Xiang Yan, Zhu Xiao-Peng, Zhao Jian-Nong, Huang Guo-Hao, Tang Jun-Hai, Chen Huan-Ran, Du Lei, Zhang Dong, Tang Xue-Feng, Yang Hui, Lv Sheng-Qing
a Department of Neurosurgery , Xinqiao Hospital, Third Military Medical University , Chongqing , P.R. China.
b Department of Neurosurgery , Hainan General Hospital , Haikou , P.R. China.
Br J Neurosurg. 2018 Apr;32(2):141-148. doi: 10.1080/02688697.2018.1428731. Epub 2018 Jan 22.
Sodium fluorescein (SF) is an ideal dye for intraoperative guided-resection of high-grade gliomas (HGGs). However, it is not well understood whether the SF-guided technique is suitable for different grades of gliomas, and the correlation between fluorescence and pathology is also not yet clear.
In this study, we investigated 28 patients, including 23 patients with HGG and 5 patients with low-grade glioma (LGG). All patients were treated using the SF-guided technique on a Pentero 900 microscope (Carl Zeiss, Oberkochen, Germany). Claudin-5 immunohistochemical (IHC) staining for the tumours and peritumour tissues was analyzed.

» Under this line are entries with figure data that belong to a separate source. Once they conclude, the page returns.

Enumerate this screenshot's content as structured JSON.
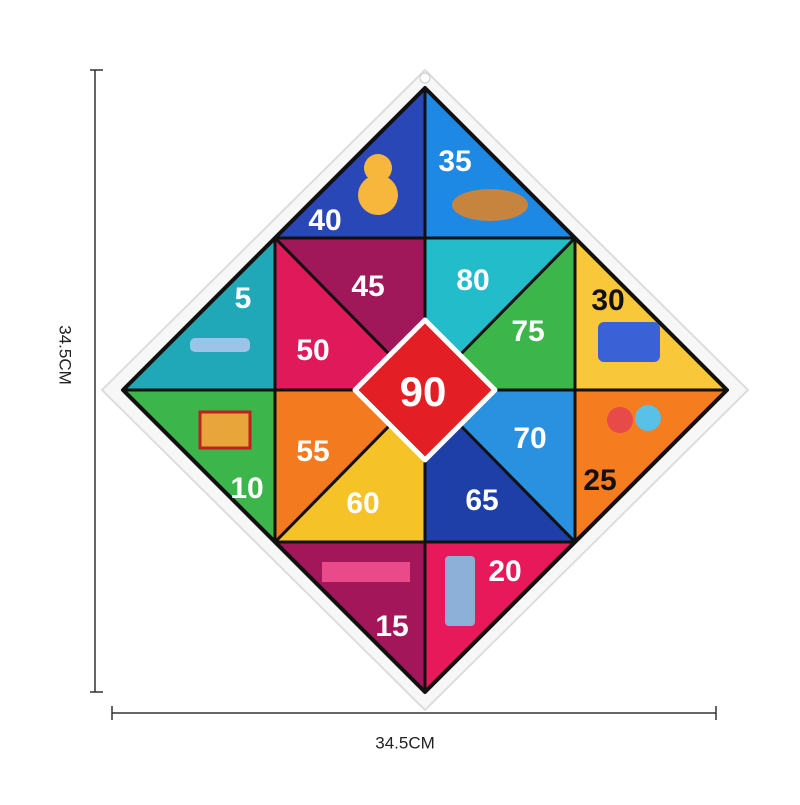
{
  "dimensions": {
    "height": "34.5CM",
    "width": "34.5CM"
  },
  "segments": [
    {
      "label": "40"
    },
    {
      "label": "35"
    },
    {
      "label": "30"
    },
    {
      "label": "25"
    },
    {
      "label": "20"
    },
    {
      "label": "15"
    },
    {
      "label": "10"
    },
    {
      "label": "5"
    },
    {
      "label": "45"
    },
    {
      "label": "80"
    },
    {
      "label": "75"
    },
    {
      "label": "70"
    },
    {
      "label": "65"
    },
    {
      "label": "60"
    },
    {
      "label": "55"
    },
    {
      "label": "50"
    },
    {
      "label": "90"
    }
  ]
}
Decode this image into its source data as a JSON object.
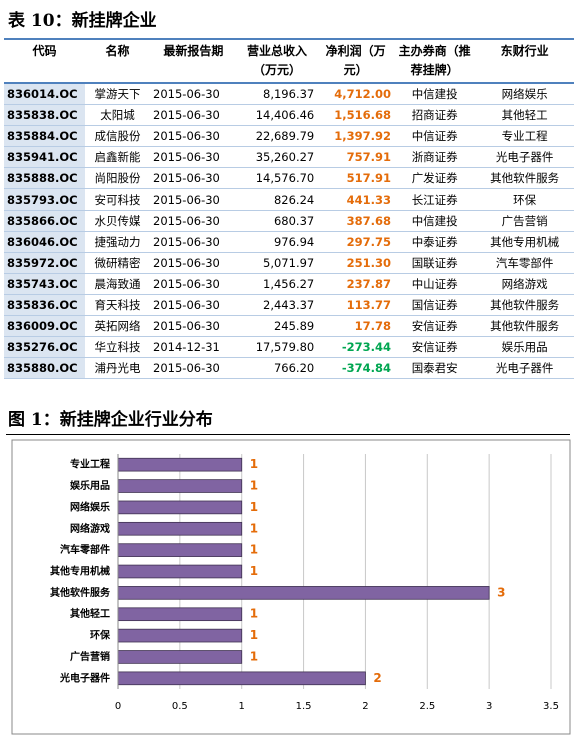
{
  "table": {
    "title": "表 10：新挂牌企业",
    "headers": [
      "代码",
      "名称",
      "最新报告期",
      "营业总收入（万元）",
      "净利润（万元）",
      "主办券商（推荐挂牌）",
      "东财行业"
    ],
    "rows": [
      [
        "836014.OC",
        "掌游天下",
        "2015-06-30",
        "8,196.37",
        "4,712.00",
        "中信建投",
        "网络娱乐"
      ],
      [
        "835838.OC",
        "太阳城",
        "2015-06-30",
        "14,406.46",
        "1,516.68",
        "招商证券",
        "其他轻工"
      ],
      [
        "835884.OC",
        "成信股份",
        "2015-06-30",
        "22,689.79",
        "1,397.92",
        "中信证券",
        "专业工程"
      ],
      [
        "835941.OC",
        "启鑫新能",
        "2015-06-30",
        "35,260.27",
        "757.91",
        "浙商证券",
        "光电子器件"
      ],
      [
        "835888.OC",
        "尚阳股份",
        "2015-06-30",
        "14,576.70",
        "517.91",
        "广发证券",
        "其他软件服务"
      ],
      [
        "835793.OC",
        "安可科技",
        "2015-06-30",
        "826.24",
        "441.33",
        "长江证券",
        "环保"
      ],
      [
        "835866.OC",
        "水贝传媒",
        "2015-06-30",
        "680.37",
        "387.68",
        "中信建投",
        "广告营销"
      ],
      [
        "836046.OC",
        "捷强动力",
        "2015-06-30",
        "976.94",
        "297.75",
        "中泰证券",
        "其他专用机械"
      ],
      [
        "835972.OC",
        "微研精密",
        "2015-06-30",
        "5,071.97",
        "251.30",
        "国联证券",
        "汽车零部件"
      ],
      [
        "835743.OC",
        "晨海致通",
        "2015-06-30",
        "1,456.27",
        "237.87",
        "中山证券",
        "网络游戏"
      ],
      [
        "835836.OC",
        "育天科技",
        "2015-06-30",
        "2,443.37",
        "113.77",
        "国信证券",
        "其他软件服务"
      ],
      [
        "836009.OC",
        "英拓网络",
        "2015-06-30",
        "245.89",
        "17.78",
        "安信证券",
        "其他软件服务"
      ],
      [
        "835276.OC",
        "华立科技",
        "2014-12-31",
        "17,579.80",
        "-273.44",
        "安信证券",
        "娱乐用品"
      ],
      [
        "835880.OC",
        "浦丹光电",
        "2015-06-30",
        "766.20",
        "-374.84",
        "国泰君安",
        "光电子器件"
      ]
    ]
  },
  "chart_data": {
    "type": "barh",
    "title": "图 1：新挂牌企业行业分布",
    "categories": [
      "专业工程",
      "娱乐用品",
      "网络娱乐",
      "网络游戏",
      "汽车零部件",
      "其他专用机械",
      "其他软件服务",
      "其他轻工",
      "环保",
      "广告营销",
      "光电子器件"
    ],
    "values": [
      1,
      1,
      1,
      1,
      1,
      1,
      3,
      1,
      1,
      1,
      2
    ],
    "color": "#8064a2",
    "label_color": "#e46c0a",
    "xlim": [
      0,
      3.5
    ],
    "xticks": [
      0,
      0.5,
      1,
      1.5,
      2,
      2.5,
      3,
      3.5
    ],
    "grid": true
  }
}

Intraoperative yellow fluorescence was noted in all the HGGs but not in the LGGs. Claudin-5 expression in the blood brain barrier endothelial cells was downregulated and disconnected in the HGGs (p < 0.05), but had no difference or slightly decreased in the LGGs (p > 0.05).
The SF-guided technique is suitable for HGG surgery but not for LGG surgery. Downregulation of claudin-5 expression may contribute to the presence of yellow fluorescence in the glioma in SF-guided surgery.
荧光素钠(SF)是用于高级别胶质瘤(HGG)术中引导切除的理想染料。然而,SF引导技术是否适用于不同级别的胶质瘤尚不清楚,且荧光与病理之间的相关性也尚不明确。
在本研究中,我们调查了28例患者,包括23例HGG患者和5例低级别胶质瘤(LGG)患者。所有患者均在Pentero 900显微镜(德国奥伯科亨卡尔蔡司公司)上采用SF引导技术进行治疗。对肿瘤及瘤周组织进行紧密连接蛋白-5免疫组化(IHC)染色分析。
所有HGG术中均可见黄色荧光,而LGG中未见。HGG中血脑屏障内皮细胞中的紧密连接蛋白-5表达下调且连接中断(p < 0.05),而LGG中无差异或略有下降(p > 0.05)。
SF引导技术适用于HGG手术,但不适用于LGG手术。紧密连接蛋白-5表达下调可能是SF引导手术中胶质瘤出现黄色荧光的原因。